For this new favorite project, Rothschild has assembled an art collection that riffs on its powerful materiality. Above the fireplace is an eighteenth-century painting of the famous Painshill Grotto in Surrey, depicting a diminutive group of figures admiring the cavernous interior dripping with stalactites. It’s set in playful dialogue with the architect’s contemporary version of a grotto behind it.
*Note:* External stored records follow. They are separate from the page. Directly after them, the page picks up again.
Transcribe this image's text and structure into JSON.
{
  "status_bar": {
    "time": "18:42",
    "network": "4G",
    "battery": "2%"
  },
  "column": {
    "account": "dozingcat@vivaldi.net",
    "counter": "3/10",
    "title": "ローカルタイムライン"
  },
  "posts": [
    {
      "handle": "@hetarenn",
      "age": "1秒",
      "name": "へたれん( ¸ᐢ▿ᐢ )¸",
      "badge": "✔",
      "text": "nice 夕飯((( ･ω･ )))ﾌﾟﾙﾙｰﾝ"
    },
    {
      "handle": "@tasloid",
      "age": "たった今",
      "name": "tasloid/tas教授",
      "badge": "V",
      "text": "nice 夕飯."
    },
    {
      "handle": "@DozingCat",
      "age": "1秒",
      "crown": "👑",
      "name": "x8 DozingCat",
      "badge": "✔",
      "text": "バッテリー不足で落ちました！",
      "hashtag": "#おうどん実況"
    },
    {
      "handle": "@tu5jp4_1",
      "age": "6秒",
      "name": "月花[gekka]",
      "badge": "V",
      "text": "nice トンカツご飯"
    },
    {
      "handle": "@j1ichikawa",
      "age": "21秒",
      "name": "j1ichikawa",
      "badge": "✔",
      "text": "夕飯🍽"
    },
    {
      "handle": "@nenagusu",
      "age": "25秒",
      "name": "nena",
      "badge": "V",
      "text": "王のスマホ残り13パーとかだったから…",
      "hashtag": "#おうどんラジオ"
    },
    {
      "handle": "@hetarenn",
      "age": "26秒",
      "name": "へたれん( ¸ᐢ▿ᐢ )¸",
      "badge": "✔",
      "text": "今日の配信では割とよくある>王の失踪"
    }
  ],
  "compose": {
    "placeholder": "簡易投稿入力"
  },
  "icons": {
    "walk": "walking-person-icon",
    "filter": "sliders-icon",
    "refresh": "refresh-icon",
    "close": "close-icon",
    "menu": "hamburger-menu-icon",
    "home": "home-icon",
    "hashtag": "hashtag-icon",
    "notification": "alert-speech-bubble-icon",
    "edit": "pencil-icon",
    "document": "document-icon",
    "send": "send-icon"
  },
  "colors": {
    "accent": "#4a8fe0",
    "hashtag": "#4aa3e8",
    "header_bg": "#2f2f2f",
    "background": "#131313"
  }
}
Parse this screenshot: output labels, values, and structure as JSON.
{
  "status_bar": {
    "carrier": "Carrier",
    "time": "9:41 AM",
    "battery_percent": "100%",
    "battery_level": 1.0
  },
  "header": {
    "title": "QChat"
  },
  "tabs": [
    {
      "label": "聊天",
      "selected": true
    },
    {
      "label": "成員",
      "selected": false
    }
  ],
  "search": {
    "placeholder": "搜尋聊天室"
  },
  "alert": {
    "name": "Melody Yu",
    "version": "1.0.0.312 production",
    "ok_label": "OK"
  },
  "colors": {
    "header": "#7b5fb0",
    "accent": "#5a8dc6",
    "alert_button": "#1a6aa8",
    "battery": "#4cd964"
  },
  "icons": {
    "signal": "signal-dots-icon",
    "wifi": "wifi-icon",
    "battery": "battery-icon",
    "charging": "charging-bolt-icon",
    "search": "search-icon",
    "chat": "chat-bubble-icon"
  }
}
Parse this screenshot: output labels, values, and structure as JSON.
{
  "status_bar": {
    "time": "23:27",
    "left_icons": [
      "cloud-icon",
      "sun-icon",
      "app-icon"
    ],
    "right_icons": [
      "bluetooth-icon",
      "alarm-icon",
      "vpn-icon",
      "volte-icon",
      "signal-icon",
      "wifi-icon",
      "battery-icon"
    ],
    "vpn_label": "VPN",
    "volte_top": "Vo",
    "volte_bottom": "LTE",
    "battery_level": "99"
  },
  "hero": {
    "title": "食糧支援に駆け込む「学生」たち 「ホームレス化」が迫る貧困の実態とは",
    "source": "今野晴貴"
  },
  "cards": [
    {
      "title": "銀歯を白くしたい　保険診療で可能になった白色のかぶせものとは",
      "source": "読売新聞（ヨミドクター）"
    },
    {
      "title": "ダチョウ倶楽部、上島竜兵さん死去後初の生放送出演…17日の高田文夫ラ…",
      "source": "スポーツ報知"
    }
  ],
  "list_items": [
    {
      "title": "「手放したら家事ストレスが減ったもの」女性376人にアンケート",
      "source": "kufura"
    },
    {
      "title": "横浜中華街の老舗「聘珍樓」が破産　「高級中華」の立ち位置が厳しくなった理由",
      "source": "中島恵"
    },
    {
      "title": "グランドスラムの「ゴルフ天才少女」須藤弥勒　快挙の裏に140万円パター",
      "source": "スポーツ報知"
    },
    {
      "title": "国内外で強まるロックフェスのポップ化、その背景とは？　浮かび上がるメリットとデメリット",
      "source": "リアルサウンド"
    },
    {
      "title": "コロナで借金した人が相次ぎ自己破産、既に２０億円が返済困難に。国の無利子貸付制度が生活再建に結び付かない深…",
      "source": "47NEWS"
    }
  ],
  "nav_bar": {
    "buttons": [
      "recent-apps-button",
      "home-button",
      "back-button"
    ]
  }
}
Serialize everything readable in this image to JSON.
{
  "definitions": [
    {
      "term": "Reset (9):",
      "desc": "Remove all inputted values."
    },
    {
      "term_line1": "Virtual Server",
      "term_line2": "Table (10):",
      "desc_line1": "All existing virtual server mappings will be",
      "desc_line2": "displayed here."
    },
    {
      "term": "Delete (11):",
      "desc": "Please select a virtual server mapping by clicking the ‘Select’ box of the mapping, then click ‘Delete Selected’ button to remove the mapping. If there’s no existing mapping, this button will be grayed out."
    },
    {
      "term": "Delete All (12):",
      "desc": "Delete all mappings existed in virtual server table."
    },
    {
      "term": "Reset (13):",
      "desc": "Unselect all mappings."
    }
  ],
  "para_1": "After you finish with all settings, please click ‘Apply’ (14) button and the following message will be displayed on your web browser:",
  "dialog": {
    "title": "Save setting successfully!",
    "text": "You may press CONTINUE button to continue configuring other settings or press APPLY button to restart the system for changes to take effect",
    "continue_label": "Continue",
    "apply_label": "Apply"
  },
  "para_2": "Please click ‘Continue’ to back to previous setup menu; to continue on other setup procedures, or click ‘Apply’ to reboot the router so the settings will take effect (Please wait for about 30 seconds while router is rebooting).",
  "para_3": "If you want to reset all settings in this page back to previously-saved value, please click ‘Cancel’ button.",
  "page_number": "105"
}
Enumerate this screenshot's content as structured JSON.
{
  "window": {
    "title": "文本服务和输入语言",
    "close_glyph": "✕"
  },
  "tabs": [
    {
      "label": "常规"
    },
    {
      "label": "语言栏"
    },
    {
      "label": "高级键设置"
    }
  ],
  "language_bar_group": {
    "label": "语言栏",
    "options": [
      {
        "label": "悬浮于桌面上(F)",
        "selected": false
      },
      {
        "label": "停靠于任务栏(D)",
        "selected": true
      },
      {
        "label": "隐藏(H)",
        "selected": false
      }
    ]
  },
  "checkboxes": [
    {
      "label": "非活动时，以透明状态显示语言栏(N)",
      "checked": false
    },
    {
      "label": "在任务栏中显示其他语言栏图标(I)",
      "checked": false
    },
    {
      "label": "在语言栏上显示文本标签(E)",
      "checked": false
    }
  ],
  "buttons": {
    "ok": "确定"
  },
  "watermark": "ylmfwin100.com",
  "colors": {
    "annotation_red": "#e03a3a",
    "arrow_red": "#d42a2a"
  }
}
Walking around the house, Rothschild points out other echoes and exchanges between the architecture and artworks: the grid of flinty gray ellipses in a Bridget Riley print in the kitchen; two Chinese marble panels depicting clouds, decorative slices of intensely patterned stone that are as mesmerizingly tactile as the house itself.

“I bought them years ago,” he says. “They seem to fit well here.” And then a curveball: a flock of life-size metallic pink sheep rescued from a Christmas display in a Bond Street store that mirrors the sheep grazing outside—“Jacobs, of course”—and attests to the flights of whimsy that enliven the cultivated Rothschild taste.